B

Bersey

3 years ago

Starter:

Starter:
Super delicious marinated scallops (attached photo) with mussels, horse radish. Well done!

Main course:
Again very soft and nicely grilled John Dory fish alongside delicious mushroom paste, and placed above delicious spring onion bed. The portion of the fish is very small though, it is just a small strip... The main course can be eaten in max. 2-3 minutes.

Desert:
Warm and cold, sweet and salty, soft and crunchy at the same. All sensations are stimulated simultaneously. Well done, really amazing chocolate mousse.

Service;
Very attentive, kind and nice staff. Obviously they are asked to take care of all customers very well, I appreciate the assistance and the service provided.

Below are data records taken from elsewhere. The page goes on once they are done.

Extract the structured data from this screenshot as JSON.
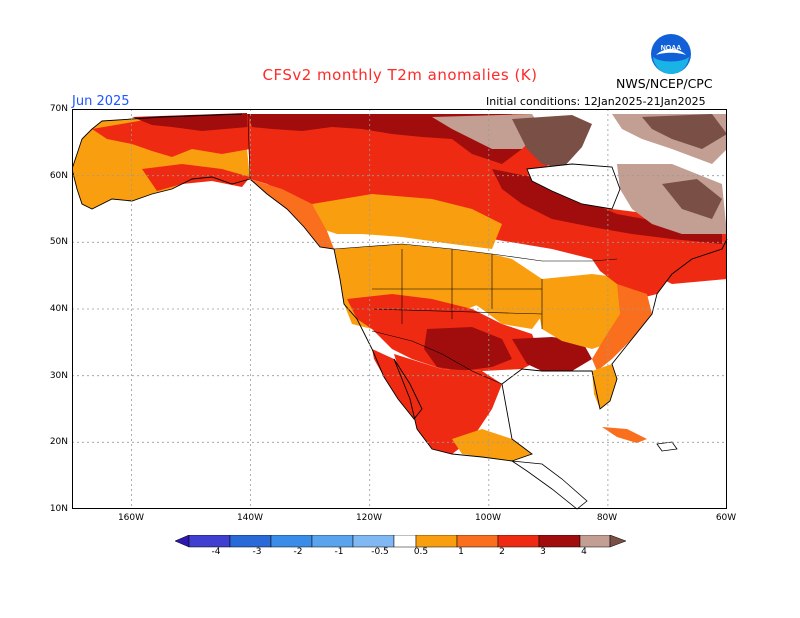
{
  "header": {
    "title": "CFSv2 monthly T2m anomalies (K)",
    "month": "Jun 2025",
    "initial_conditions": "Initial conditions: 12Jan2025-21Jan2025",
    "agency": "NWS/NCEP/CPC",
    "logo_text": "NOAA"
  },
  "map": {
    "region": "North America",
    "lat_labels": [
      "70N",
      "60N",
      "50N",
      "40N",
      "30N",
      "20N",
      "10N"
    ],
    "lon_labels": [
      "160W",
      "140W",
      "120W",
      "100W",
      "80W",
      "60W"
    ],
    "ocean_color": "#ffffff"
  },
  "colorbar": {
    "labels": [
      "-4",
      "-3",
      "-2",
      "-1",
      "-0.5",
      "0.5",
      "1",
      "2",
      "3",
      "4"
    ],
    "colors": [
      "#2e18b0",
      "#3f3fd0",
      "#2a69d8",
      "#3b8ce8",
      "#7fb8f2",
      "#ffffff",
      "#f99f0f",
      "#f96f1d",
      "#ef2a12",
      "#a10d0d",
      "#c39e93",
      "#7a4f46"
    ]
  },
  "legend_colors": {
    "anom_0_5_1": "#f99f0f",
    "anom_1_2": "#f96f1d",
    "anom_2_3": "#ef2a12",
    "anom_3_4": "#a10d0d",
    "anom_4_plus": "#7a4f46",
    "anom_above_4_light": "#c39e93"
  }
}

However I find this much of attention and staff running around the table bit too intense, you can't relax. The whole concept is to make you feel special, a game of medieval aristocracy everyone calling you sir etc... super European concept. You can enjoy a nice meal and have a delicious food without treated like a feudal lord. I prefer places with genuine hospitality...

I am giving 4 starts because in the end this is not a museum, not a theatre but a restaurant and one of the primary missions of a restaurant is to fill people's stomach alongside other things (service, appeal to eye, entertain etc). Since the main course was not big enough and can be eaten in 2-3 mins I have taken 1 star down.

Places can be still "classy" and serve decent portions.

I am challenging the status quo and all-accepted values of fine dining. Restaurants should brake their chains from this restrictive and royal tradition of "small portions for prominent people" principle.

The history behind this is that royal people believes that they are so much liberated from their animalistic needs such as hunger (farmer thing to have) that they can nibble on tiny bits of nicely decorated expensive stuff of an awkwardly big plates and show how aristoricatic they are. The empty space on the plate on the table is more important than what is actually eaten. This tradition is very much in conflict with Irish cuisine and history therefore I expect Irish restaurants to have their own version of fine dining and fill the plate!

Delicious food, great service but a follower of mainland Europe fine dining tradition of tiny portions.